15 déc. 2012 - 12:08
"Ce matin un homme fou a attaqué 22 enfants dans une école élémentaire en Chine. Mais tout ce qu'il avait sur lui, c'était un couteau. Nombre de mort ? Zéro" Le documentariste américain Michael Moore sait pitcher un film, il sait aussi résumer les faits en 140 signes.
Le tweet du réalisateur de Bowling for Columbine résume en effet ce qui est survenu a quelques heures d'intervale dans la seconde puis dans la première économie du monde.
En Chine : Il était 7 h 40 vendredi matin, lorsqu’un homme âgé de 36 ans s’en est pris aux enfants, à l’entrée de l’école primaire de Chenpeng dans le compté de Guangshan de la province la plus peuplée du pays. 22 élèves et une femme ont été blessés à l'arme blanche. Les victimes ont été conduites à l'hopital. L’agresseur a été interpellé. Il souffre de désordres psychologiques selon l’agence
Chine Nouvelle et la presse locale.
SCMP 15.12.2012
Aux Etats-Unis, les téléphones portables n'ont également pas arrêté de sonner dans les poches des jeunes victimes. Mais cette fois, personne n’a répondu aux parents désespérés. Le tueur présumé, âgé de 20 ans, était armé de deux pistolets, un Sig Sauer et un Glock selon le
New York Times. Arrivé à 9h30 dans l’établissement, il a abattu froidement
20 élèves et 6 adultes dans deux salles de classes. Il s’est ensuite suicidé selon les autorités citées par le journal américain.
Xinhua 14.12.2012
Dans les deux cas, les causes sont connues.

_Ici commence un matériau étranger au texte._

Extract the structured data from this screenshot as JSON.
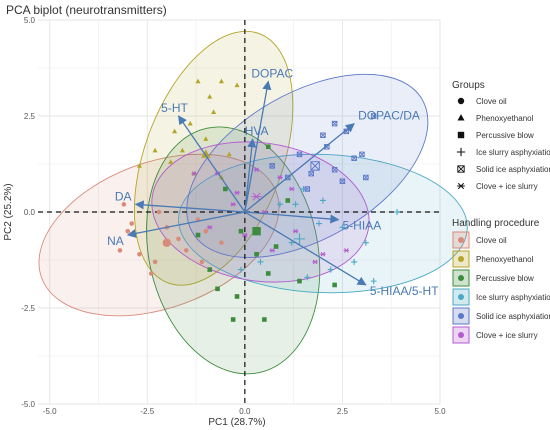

« La plus évidente est le manque de prise en charge pour les personnes atteinte de maladie mentale » affirme ce samedi le
Shanghaiist. Mais si la Chine connait ce type d’agressions,
« le nombre de morts est moins élevé, le contrôle des armes fonctionne »
Comme les Etats-Unis, la Chine a en effet connu plusieurs attaques d’écoles ces dernières années. Tout le pays a tremblé en octobre dernier, lorsqu’un homme armé d’une machette a attaqué une garderie du comté de Pingnan dans la province du Guangxi. Trois enfants ont été tués et 13 autres blessés. La vague la plus violente remonte à 2010. Il y a deux ans, au moins 16 enfants ont été tués et 60 autres blessés dans une série d'attaques visant des écoles primaires et des maternelles des provinces du Fujian, du Guangxi, du Guangdong, du Jiangsu et du Shaanxi. Les médias chinois n'ont d'ailleurs pas manqué cette fois encore de critiquer les officiels de Guangshan pour le manque de sécurité autour de l'école. Ces derniers ont même été accusés par l'agence officielle de vouloir étouffer l'affaire, "de jouer aux jeux à leur bureau" ou de "se cacher" pour éviter d'avoir à répondre aux questions.
A la différence des Etats-Unis en revanche, la Chine dispose de lois strictes sur le contrôle des armes. Une réglementation qui n’est pas là d’ailleurs seulement pour protéger les citoyens, mais d’abord pour permettre au système de se maintenir. Le régime chinois est en effet obsédé par sa propre sécurité. Voilà pourquoi, un peu avant les Jeux olympiques, les métros de Pékin ainsi que la plupart des gares du pays se sont équipés de détecteurs de métaux aux entrées. « Nous sommes comme les Américains, nous voulons la liberté » nous a confié un jour un automobiliste coincé sur une autoroute enneigée de la province du Shandong (Est). Avant d’ajouter : « Sauf qu’ici, nous sommes désarmés face au pouvoir. »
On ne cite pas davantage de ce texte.